Some authors have suggested that in low risk (Wells <4) or elderly patients, a modified D-dimer cutoff of twice normal could be used with significant reduction in imaging and only a small sacrifice in sensitivity. This was prospectively evaluated by Kline in a recent study, but has yet to be replicated.6

PERC Rule
The PERC Rule was developed to identify those patients at extremely low risk of PE in which the benefit of further testing would be outweighed by the risks.7 The rule takes into account eight variables; absence of all eight in a low risk patient can safely exclude PE. A recent meta-analysis of 12 studies found a sensitivity of 97% and negative predictive value of 0.17.8

The rule has limitations: it was derived from a population with a low prevalence of PE, 11%, and has not performed well in higher-prevalence populations.9 The prospective validation population was comprised of patients in which clinicians thought a negative D-dimer would exclude PE, or patients who by the Wells score would stratify as low-risk or PE-unlikely.
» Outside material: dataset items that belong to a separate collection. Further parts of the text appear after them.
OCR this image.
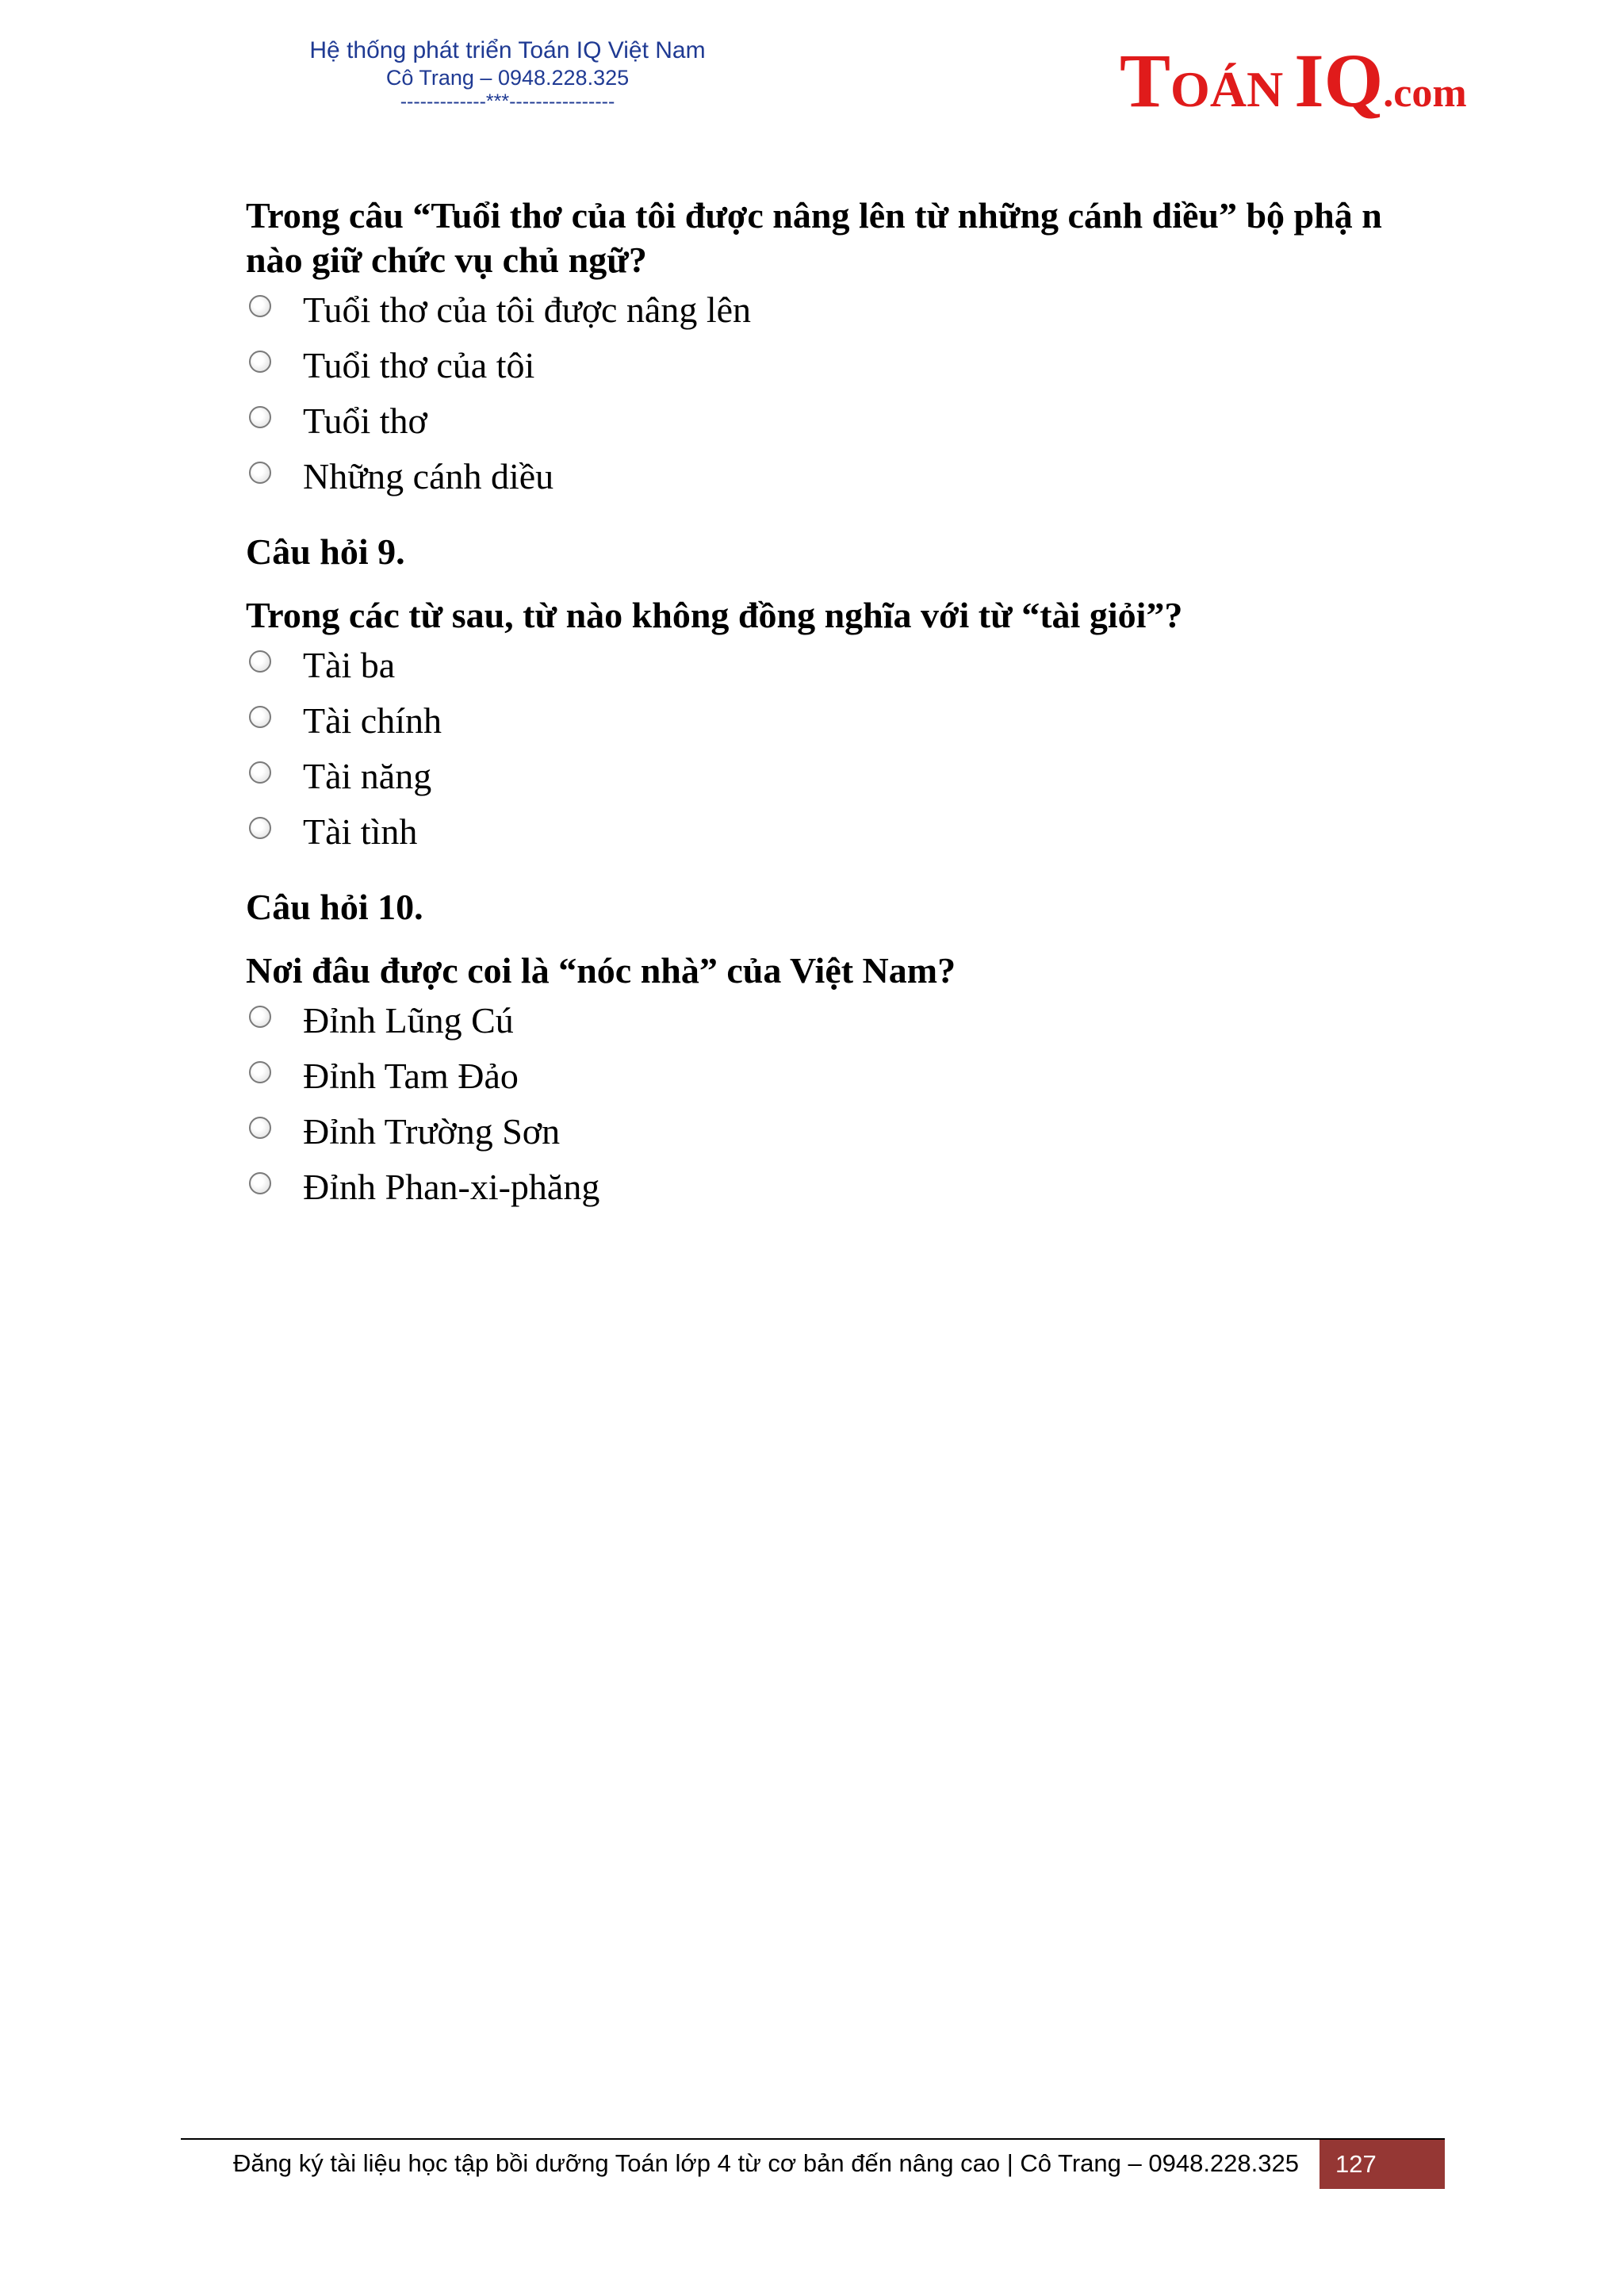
Hệ thống phát triển Toán IQ Việt Nam
Cô Trang – 0948.228.325
-------------***----------------	TOÁN IQ.com

Trong câu “Tuổi thơ của tôi được nâng lên từ những cánh diều” bộ phậ n nào giữ chức vụ chủ ngữ?

Tuổi thơ của tôi được nâng lên
Tuổi thơ của tôi
Tuổi thơ
Những cánh diều

Câu hỏi 9.

Trong các từ sau, từ nào không đồng nghĩa với từ “tài giỏi”?

Tài ba
Tài chính
Tài năng
Tài tình

Câu hỏi 10.

Nơi đâu được coi là “nóc nhà” của Việt Nam?

Đỉnh Lũng Cú
Đỉnh Tam Đảo
Đỉnh Trường Sơn
Đỉnh Phan-xi-phăng
Đăng ký tài liệu học tập bồi dưỡng Toán lớp 4 từ cơ bản đến nâng cao | Cô Trang – 0948.228.325	127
Its applicability is restricted to only these populations.

References

  1. Sanjeev D et al. Does This Patient Have Pulmonary Embolism? JAMA. 2003;290(21):2849-2858.
  2. Penaloza A et al. Comparison of the unstructured clinician gestalt, the wells score, and the revised Geneva score to estimate pretest probability for suspected pulmonary embolism. Ann Emerg Med. 2013 Aug;62(2):117-124.
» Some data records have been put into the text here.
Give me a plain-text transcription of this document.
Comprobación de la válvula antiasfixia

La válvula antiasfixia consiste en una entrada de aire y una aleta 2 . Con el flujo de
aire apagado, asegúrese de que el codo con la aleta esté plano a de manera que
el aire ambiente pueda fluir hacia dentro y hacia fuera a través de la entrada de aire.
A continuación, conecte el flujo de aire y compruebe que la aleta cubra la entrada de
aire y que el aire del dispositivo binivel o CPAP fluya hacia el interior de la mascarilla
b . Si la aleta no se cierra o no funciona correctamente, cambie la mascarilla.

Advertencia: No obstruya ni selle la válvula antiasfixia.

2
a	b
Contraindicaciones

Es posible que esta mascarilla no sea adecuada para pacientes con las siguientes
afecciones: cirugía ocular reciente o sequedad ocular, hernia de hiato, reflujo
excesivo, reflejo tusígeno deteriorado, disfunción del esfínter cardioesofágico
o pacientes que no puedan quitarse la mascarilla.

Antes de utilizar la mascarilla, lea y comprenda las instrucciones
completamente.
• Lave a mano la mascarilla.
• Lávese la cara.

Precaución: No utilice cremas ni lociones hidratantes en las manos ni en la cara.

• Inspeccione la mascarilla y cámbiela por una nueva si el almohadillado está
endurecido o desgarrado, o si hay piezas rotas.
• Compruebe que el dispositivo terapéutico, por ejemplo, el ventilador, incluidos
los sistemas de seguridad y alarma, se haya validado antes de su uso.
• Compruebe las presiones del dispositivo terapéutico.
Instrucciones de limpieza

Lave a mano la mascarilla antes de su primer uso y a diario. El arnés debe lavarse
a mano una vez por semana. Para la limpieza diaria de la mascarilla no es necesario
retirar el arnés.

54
  3. Ceriani E. Clinical prediction rules for pulmonary embolism: a systematic review and meta-analysis. J Thromb Haemost. 2010 May;8(5):957-970.
  4. Wolf SJ et al. Prospective validation of Wells Criteria in the evaluation of patients with suspected pulmonary embolism. Ann Emerg Med. 2004 Nov;44(5):503-510.
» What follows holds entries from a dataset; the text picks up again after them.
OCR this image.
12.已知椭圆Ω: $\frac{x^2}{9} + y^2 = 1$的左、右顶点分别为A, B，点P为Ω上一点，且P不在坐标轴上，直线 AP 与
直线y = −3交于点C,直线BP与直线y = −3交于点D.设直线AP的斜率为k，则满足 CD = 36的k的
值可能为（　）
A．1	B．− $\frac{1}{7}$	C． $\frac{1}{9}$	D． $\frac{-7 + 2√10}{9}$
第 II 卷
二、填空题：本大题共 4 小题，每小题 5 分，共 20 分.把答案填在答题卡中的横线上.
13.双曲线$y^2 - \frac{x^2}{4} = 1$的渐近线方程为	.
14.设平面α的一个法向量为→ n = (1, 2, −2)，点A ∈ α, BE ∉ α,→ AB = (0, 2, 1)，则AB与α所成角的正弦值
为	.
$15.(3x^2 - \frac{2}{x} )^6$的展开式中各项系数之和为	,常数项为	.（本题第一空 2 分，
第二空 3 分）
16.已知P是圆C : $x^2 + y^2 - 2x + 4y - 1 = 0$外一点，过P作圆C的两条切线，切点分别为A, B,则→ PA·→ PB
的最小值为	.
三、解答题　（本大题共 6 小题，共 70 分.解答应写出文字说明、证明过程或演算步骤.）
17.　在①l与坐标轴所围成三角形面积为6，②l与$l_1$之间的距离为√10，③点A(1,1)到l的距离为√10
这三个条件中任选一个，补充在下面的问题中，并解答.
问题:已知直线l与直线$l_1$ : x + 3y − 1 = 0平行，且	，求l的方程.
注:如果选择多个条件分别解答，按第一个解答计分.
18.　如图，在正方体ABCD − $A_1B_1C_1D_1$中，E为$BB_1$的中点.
  5. Ceriani E. Clinical prediction rules for pulmonary embolism: a systematic review and meta-analysis. J Thromb Haemost. 2010 May;8(5):957-970.
  6. Kline, JA et al. D-dimer Threshold Increase with Pretest Pobability Unlikely for Pulmonary Embolism to Decrease Unnecessary Computerized Tomographic Pulmonary Angiograpy. J Thromb Hemost. 2012 10:527-81.
  7. Kline, JA et al. Clinical Criteria to Prevent Unnecessary Diagnostic Testing in Emergency Department Patients with Suspected Pulmonary Embolism; J Thromb Hemost; 2004;12:1247-1255.
  8. Singh, B et al. Diagnostic Accuracy of Pulmonary Embolism Rule-Out Criteria: A systematic Review and Meta-analysis. Ann Emerg Med. 2012;59(6);517-520.
  9. Huli, O et al. The Pulmonary Embolism Rule-Out Criteria (PERC) Rule Does Not Safely Exclude Pulmonary Embolism. J Thromb Hemost. 2010;9:300-304.